The decision to add it to the portfolios of MI5 and MI6, or "five" and "six" as they are known in the trade, led to concerns they were becoming overloaded with work.
Involvement in espionage and counter-espionage is largely a "continuation of the traditional role, in so far as we still have states against us," says Prof Wilkinson.
On the surface, relations between the UK and Russia may be better than at anytime during the Cold War, but scratch deeper and there is still great uncertainty.
"While Russia may be a friendly face at the moment, there are uncertainties about it in the long-term. Will groups that are very anti-Western in the Russian Duma push the present, moderate leadership and form a leadership that is much more hostile?"
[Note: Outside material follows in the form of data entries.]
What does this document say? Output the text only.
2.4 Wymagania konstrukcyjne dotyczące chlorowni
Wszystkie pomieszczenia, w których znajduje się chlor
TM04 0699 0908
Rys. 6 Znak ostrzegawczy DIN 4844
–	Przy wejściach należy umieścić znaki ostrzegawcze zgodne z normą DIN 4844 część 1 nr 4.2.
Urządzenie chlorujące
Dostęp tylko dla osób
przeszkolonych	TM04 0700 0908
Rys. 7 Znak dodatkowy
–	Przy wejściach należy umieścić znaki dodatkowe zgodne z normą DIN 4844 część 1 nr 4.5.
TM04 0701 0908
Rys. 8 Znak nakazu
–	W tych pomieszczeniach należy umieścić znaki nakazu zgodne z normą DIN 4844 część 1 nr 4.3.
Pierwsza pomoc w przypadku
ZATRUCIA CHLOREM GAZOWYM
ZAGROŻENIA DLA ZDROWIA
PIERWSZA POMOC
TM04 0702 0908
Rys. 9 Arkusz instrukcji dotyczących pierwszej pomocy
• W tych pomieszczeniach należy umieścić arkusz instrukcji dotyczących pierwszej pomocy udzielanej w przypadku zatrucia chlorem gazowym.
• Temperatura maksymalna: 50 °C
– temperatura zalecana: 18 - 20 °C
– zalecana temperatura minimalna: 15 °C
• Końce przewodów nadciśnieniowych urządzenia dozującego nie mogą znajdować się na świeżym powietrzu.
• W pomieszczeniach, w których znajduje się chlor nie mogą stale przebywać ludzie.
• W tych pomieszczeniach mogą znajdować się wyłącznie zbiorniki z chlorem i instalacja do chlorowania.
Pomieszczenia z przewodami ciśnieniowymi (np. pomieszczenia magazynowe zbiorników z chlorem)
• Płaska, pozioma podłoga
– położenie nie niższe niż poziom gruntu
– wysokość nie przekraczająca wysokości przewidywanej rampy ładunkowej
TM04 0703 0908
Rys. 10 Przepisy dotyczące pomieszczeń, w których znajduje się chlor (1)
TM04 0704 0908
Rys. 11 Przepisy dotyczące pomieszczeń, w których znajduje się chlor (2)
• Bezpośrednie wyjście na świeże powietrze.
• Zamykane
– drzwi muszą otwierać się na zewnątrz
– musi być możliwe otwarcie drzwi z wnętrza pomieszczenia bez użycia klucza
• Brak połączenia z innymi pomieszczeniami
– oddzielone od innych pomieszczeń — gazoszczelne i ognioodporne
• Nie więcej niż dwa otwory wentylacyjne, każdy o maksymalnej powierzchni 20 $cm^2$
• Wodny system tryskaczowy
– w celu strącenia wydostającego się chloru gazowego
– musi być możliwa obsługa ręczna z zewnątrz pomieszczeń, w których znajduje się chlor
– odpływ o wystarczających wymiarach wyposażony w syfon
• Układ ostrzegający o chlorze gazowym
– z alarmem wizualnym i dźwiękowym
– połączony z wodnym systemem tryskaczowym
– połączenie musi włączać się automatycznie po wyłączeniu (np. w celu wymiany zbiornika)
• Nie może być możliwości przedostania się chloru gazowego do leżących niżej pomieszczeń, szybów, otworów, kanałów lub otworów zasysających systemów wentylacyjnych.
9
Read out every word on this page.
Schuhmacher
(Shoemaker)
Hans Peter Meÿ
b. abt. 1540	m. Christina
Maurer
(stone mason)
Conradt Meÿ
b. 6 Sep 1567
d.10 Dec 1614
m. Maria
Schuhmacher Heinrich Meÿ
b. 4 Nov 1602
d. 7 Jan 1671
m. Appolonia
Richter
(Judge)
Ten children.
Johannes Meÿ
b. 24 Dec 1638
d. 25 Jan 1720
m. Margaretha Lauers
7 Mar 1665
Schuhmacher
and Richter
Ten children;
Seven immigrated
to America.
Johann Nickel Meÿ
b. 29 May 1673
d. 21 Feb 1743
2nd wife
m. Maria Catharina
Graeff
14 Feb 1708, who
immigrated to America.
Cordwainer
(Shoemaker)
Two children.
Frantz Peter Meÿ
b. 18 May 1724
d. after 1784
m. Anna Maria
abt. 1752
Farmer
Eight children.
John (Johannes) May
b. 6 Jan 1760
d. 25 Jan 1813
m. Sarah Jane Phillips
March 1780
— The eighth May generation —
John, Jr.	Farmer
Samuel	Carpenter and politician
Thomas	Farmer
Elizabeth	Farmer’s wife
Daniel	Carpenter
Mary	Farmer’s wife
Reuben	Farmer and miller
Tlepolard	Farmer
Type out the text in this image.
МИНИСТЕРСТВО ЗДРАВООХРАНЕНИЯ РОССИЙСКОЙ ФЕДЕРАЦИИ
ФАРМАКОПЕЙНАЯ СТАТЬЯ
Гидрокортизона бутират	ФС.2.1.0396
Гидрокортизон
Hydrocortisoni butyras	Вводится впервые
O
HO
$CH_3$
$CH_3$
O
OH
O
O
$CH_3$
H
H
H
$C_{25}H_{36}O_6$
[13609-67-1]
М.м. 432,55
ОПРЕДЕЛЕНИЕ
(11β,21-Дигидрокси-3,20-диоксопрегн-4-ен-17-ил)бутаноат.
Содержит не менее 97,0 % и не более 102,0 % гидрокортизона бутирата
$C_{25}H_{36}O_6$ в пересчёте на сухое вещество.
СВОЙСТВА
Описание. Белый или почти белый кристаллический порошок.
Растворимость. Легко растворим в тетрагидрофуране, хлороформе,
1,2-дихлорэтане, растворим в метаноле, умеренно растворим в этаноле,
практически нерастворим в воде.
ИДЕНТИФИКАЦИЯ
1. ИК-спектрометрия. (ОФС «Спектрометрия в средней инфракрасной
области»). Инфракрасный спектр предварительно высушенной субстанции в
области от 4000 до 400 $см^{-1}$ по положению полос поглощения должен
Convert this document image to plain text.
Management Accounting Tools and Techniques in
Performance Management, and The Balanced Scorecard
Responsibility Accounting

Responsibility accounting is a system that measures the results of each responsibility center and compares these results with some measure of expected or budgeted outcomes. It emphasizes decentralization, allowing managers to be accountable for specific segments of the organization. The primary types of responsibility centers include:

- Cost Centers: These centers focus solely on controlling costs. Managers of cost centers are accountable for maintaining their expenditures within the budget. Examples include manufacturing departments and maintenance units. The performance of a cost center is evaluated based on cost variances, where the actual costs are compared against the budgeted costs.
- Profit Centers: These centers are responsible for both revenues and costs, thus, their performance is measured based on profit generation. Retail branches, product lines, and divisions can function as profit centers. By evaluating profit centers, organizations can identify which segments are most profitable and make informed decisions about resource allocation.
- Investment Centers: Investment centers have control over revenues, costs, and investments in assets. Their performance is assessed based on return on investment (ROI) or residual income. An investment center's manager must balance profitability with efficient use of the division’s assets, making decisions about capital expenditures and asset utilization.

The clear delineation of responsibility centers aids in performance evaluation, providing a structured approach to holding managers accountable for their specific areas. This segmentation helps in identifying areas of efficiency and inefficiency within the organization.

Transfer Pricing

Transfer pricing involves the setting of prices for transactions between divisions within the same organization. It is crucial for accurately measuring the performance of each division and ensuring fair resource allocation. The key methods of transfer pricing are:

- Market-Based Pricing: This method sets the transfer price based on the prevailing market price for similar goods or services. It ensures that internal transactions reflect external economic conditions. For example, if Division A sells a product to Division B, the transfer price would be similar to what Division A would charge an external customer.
Industrial and economic espionage has witnessed huge growth as technology has become more powerful and accessible. It is the job of security operatives to keep track of equipment which might fall into the "wrong hands".
Another aspect is that seemingly benign technologies may have a dual use and so be used for military purposes.
This spills over into the fight by Western governments to stop the spread of nuclear and chemical weapons - counter-proliferation.
"We live in an age where a number of regimes are trying to equip themselves with nuclear or chemical weapons - weapons of mass destruction," said Prof Wilkinson.
Keeping track is somewhat harder, as can be seen in the case of India's first nuclear test, last year, which caught the rest of the world completely by surprise.
Yet Prof Wilkinson says that while intelligence services often take the rap, mistake may be the fault of governments which chose not to act of information.
And he remains convinced of the need for secret intelligence.
"The value of intelligence in times of crises is so great that whatever blunders you find you still cannot come to the conclusion that says a democratic premier could do away with them."